Stop the surprises: Open the doors on Nevada Legislature’s secret tax meetings

Victor Joecks

You can say one “nice” thing about politicians. They are full of surprises. Consider this session.

Sen. Coffin proposed taxing illegal activities. Speaker Buckley spent months talking about transparency before the session and then forgot all about it once real decisions had to be made. Nevada System of Higher Education Chancellor Rogers threatened suicide. Sen. Horsford almost had an emotional breakdown. Gov. Gibbons was against taking strings-attached stimulus fund before he was for it. And Nevada’s teachers union announced it is just fine with larger class sizes after all.

That’s what’s so disturbing about the secret tax increase being negotiated by a dozen legislators behind closed doors. Politicians aren’t exactly easy to predict, and they’re going to spring a record or near-record tax increase on Nevada that would have to be passed no later than two weeks from tomorrow.

As I wrote yesterday for

Probably the most controversial thing the legislature will do this year will be to propose record or near-record tax increases. But average Nevada citizens don’t know which taxes are going to be increased, how much they’ll go up, or whether entirely new taxes will be created.

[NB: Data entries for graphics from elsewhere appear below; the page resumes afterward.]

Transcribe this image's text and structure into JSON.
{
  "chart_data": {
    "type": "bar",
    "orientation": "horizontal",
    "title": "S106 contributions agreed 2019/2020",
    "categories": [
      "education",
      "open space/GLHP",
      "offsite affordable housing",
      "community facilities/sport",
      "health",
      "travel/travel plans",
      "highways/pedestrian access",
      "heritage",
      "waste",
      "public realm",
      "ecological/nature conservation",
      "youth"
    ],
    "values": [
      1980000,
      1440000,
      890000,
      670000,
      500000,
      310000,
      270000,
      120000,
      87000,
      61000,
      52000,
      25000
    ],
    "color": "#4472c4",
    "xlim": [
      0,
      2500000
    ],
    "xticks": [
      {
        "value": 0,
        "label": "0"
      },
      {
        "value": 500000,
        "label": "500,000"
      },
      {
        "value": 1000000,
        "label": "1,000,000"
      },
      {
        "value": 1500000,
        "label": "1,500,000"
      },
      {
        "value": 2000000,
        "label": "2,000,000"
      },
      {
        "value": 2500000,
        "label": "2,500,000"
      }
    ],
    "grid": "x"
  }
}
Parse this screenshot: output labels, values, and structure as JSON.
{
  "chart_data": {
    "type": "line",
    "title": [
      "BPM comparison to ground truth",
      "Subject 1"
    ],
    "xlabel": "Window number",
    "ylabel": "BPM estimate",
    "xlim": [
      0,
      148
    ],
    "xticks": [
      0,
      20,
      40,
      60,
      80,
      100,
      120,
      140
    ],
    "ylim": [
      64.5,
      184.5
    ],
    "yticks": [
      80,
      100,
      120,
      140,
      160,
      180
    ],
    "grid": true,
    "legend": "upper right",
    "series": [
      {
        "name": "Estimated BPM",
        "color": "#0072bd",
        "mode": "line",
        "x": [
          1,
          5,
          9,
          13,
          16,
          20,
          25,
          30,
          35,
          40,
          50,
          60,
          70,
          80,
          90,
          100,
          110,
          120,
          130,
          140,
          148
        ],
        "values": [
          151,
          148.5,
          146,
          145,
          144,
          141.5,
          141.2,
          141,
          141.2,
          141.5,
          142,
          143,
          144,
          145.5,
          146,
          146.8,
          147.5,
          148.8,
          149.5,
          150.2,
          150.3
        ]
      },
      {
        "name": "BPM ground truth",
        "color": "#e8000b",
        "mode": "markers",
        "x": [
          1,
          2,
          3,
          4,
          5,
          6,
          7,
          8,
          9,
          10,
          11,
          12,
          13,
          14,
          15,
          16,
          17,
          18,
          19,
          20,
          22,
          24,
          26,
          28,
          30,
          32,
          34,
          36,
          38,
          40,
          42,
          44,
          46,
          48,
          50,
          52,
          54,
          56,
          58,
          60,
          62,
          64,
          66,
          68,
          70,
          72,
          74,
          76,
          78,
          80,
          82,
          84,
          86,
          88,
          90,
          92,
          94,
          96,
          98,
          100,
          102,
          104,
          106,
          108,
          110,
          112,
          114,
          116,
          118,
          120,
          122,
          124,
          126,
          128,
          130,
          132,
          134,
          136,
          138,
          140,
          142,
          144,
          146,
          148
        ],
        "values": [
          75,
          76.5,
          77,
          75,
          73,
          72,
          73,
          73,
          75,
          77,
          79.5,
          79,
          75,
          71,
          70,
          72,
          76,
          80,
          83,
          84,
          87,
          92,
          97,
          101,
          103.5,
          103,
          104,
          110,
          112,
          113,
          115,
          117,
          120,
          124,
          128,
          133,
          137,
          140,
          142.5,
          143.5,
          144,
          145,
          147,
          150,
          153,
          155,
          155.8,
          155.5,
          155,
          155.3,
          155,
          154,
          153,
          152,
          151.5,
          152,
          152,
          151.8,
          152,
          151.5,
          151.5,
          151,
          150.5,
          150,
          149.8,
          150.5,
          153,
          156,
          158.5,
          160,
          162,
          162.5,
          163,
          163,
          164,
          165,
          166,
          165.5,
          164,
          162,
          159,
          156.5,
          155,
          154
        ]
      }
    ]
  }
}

Nevadans remain in the dark because Buckley and a dozen or so other lawmakers are holding closed-door meetings to discuss how they are going to raise taxes. Apparently, Buckley’s commitment to transparency is so shallow that it doesn’t even extend to the entire legislative body, nor does she even recognize how inconsistent her own behavior is…

Some citizens will think that the final tax package is much too large. Some will think it’s too small. Some will think that different taxes should have been increased or lowered, and still others will argue that Nevada didn’t need to raise taxes at all. But since the process of crafting the package has been so opaque, Nevada’s citizens will barely have time to learn about the bill, let alone share their opinions with their elected officials, before the bill goes to a vote. Let’s at least hope that, unlike with the federal stimulus bill, legislators themselves will have time to read this one before they vote on it.

Tyrus Cobb also makes this point today in the Nevada Appeal:

Discussions are apparently ongoing behind closed doors in something called the “core group.” It is not, we are assured, a “secret group.” However, neither the Legislature nor the public have had the opportunity to see, hear or subject these budget proposals to debate and analysis.We are dismayed that after promising a fresh slate of new ideas and new taxes, none has appeared and we, the public, after waiting so long, will have at best 10 days to scrutinize the final budget.

These secret meetings should be open and transparent. Those politicians are playing with our money, and we deserve to know all of the surprises they have up their sleeves.

Bonus question: How embarrassed should our legislature be that NPRI has publicly released a state budget before they have? I’m just saying.

And it’s in line with current tax-collection projections without the room tax, stimulus funds or selling off the tobacco settlement.

Maybe that’s why NPRI isn’t elected to any office. We’ve got no surprises – just a consistent application of the principles of limited, accountable government, free enterprise and individual liberty.